Poupée, pas marionnette : le retour de la « babydoll » en 2024

Aujourd’hui, la mode semble être vue à travers les cils d’une poupée épaisse. Elle a été la référence absolue de deux des défilés de mode les plus médiatisés de ces dernières semaines. Marc Jacobs a proposé de jouer avec les proportions de ses silhouettes découpées. Pendant ce temps, à la semaine de la haute couture, John Galliano (désolé, Maison Margiela) a fait fureur sur internet avec son mystérieux effet peau de porcelaine. Le concept pourrait également être transposé à l’habillement, avec la robe nuisette comme métaphore liée à la nostalgie des années 60 des collections printemps 2024 de Gucci ou Marni ou l’esthétique romantique de Cecilie Bahnsen y Sandy Liang.

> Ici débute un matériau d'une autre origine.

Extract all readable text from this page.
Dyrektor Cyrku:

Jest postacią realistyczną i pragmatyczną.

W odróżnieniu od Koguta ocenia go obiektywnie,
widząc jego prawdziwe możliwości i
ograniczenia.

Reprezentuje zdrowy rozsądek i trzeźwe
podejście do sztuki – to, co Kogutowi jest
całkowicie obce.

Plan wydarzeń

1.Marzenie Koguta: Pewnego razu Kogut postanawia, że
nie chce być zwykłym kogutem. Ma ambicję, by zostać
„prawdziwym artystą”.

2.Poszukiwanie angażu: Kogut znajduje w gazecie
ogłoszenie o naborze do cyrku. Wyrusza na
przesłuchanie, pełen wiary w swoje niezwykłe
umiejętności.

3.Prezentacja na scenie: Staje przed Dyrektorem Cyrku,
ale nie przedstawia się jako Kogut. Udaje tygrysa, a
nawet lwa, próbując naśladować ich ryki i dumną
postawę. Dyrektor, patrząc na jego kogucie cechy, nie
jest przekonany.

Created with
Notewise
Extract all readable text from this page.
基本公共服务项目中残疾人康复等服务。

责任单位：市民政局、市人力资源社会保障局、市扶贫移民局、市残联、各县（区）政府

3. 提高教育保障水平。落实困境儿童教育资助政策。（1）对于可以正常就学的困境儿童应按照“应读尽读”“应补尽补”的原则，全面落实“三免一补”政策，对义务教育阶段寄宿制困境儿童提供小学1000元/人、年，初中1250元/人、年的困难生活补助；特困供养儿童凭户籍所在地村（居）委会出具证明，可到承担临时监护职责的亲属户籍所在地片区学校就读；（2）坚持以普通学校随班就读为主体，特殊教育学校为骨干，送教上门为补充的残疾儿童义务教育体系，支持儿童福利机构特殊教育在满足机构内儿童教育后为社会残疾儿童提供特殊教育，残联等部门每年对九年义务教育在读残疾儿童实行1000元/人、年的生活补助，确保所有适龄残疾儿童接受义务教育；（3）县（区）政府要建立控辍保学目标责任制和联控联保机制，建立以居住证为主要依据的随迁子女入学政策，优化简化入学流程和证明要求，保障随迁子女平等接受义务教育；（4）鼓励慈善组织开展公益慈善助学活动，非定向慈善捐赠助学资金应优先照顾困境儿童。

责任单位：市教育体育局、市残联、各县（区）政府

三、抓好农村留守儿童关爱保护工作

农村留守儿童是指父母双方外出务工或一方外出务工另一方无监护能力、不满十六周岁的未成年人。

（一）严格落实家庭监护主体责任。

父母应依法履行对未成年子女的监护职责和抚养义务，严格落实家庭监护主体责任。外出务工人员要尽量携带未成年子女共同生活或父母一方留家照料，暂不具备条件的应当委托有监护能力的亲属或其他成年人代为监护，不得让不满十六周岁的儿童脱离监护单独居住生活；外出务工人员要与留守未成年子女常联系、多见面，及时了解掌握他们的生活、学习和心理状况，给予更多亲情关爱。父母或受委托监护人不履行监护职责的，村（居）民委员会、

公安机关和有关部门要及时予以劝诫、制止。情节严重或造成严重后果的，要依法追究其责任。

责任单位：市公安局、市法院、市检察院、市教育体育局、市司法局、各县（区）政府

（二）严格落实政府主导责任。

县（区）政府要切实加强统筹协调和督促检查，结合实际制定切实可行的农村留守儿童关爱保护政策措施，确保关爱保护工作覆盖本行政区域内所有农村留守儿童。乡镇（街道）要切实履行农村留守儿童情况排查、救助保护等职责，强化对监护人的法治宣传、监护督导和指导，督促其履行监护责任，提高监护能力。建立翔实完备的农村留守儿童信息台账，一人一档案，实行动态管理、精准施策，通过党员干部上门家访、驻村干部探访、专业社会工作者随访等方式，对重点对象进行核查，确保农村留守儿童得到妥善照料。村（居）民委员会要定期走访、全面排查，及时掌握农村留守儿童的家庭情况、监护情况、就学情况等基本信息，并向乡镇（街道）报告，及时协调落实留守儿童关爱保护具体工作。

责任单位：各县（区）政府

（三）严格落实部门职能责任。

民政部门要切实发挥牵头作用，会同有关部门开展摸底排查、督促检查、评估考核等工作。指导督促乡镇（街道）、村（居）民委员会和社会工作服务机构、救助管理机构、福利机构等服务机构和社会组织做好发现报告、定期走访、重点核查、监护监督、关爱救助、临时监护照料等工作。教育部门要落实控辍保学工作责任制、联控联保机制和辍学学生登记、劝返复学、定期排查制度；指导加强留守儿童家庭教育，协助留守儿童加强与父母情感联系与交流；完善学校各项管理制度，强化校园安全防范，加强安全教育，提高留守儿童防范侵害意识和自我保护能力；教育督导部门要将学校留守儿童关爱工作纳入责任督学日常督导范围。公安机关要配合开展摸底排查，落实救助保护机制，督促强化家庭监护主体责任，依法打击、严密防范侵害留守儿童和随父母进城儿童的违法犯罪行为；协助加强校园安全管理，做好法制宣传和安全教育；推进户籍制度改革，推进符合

D’aucuns ont vu dans son retour actuel l’union du confort recherché dans la pandémie et le désir subséquent de s’amuser dans l’excès. Ce look évidé a certes la libération de ses coutures, mais aussi le dilemme de sa sémantique. Avec ses origines liées aux vêtements pour enfants et à la lingerie féminine, il a historiquement été soumis au regard masculin. La culture populaire regorge d’exemples significatifs d’infantilisation et de sexualisation des femmes, comme le célèbre Lolita (le film, pas le roman) ou, curieusement, Baby Dollun film éponyme de 1956 qui raconte l’histoire d’un homme âgé marié à une petite fille. Dans ce paysage culturel, la nuisette est devenue l’uniforme d’une décennie aussi révolutionnaire qu’incongrue. « Tout est plus complexe qu’il n’y paraît« , affirme l’historien et théoricien de la mode Sílvia RosésSi le patriarcat n’a pas encore été éradiqué, nous ne pouvons pas demander qu’il le soit dans les années 1960″.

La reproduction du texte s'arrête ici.